What exactly is the purpose of syntax objects in scheme?

Question

Syntax objects are the repository for lexical context for the underlying Racket compiler. Concretely, when we enter program like:

#lang racket/base
(* 3 4)

The compiler receives a syntax object representing the entire content of that program. Here's an example to let us see what that syntax object looks like:

#lang racket/base

(define example-program 
  (open-input-string
   "
    #lang racket/base
    (* 3 4)
   "))

(read-accept-reader #t)
(define thingy (read-syntax 'the-test-program example-program))
(print thingy) (newline)
(syntax? thingy)

Note that the * in the program has a compile-time representation as a syntax object within thingy. And at the moment, the * in thingy has no idea where it comes from: it has no binding information yet. It's during the process of expansion, during compilation, that the compiler associates * as a reference to the * of #lang racket/base.

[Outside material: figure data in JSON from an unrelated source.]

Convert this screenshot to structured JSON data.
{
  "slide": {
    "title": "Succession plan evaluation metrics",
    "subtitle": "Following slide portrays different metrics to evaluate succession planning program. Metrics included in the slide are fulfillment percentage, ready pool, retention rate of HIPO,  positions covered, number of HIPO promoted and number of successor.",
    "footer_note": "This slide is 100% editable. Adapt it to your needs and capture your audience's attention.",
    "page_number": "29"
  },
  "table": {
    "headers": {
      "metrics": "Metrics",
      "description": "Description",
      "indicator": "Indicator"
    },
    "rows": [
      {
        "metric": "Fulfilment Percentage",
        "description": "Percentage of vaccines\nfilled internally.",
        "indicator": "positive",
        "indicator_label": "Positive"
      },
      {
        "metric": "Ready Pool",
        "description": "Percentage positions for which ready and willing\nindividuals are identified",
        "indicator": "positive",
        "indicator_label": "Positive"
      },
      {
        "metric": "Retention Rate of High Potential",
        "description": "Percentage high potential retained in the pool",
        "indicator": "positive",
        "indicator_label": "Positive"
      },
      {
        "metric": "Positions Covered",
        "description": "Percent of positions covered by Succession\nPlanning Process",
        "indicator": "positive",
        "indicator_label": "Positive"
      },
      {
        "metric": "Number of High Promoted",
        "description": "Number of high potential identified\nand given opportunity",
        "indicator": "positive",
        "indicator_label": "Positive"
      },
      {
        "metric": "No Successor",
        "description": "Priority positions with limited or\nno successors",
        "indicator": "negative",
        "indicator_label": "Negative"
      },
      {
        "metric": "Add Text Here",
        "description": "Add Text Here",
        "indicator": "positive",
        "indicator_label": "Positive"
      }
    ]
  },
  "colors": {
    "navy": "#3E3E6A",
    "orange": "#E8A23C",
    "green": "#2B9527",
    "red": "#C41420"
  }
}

We can see this more easily if we interact with things at compile time. (Note: I am deliberately avoiding talking about eval because I want to avoid mixing up discussion of what happens during compile-time vs. run-time.)

Here is an example to let us inspect more of what these syntax objects do:

#lang racket/base
(require (for-syntax racket/base))

;; This macro is only meant to let us see what the compiler is dealing with
;; at compile time.

(define-syntax (at-compile-time stx)
  (syntax-case stx ()
    [(_ expr)
     (let ()
       (define the-expr #'expr)
       (printf "I see the expression is: ~s\n" the-expr)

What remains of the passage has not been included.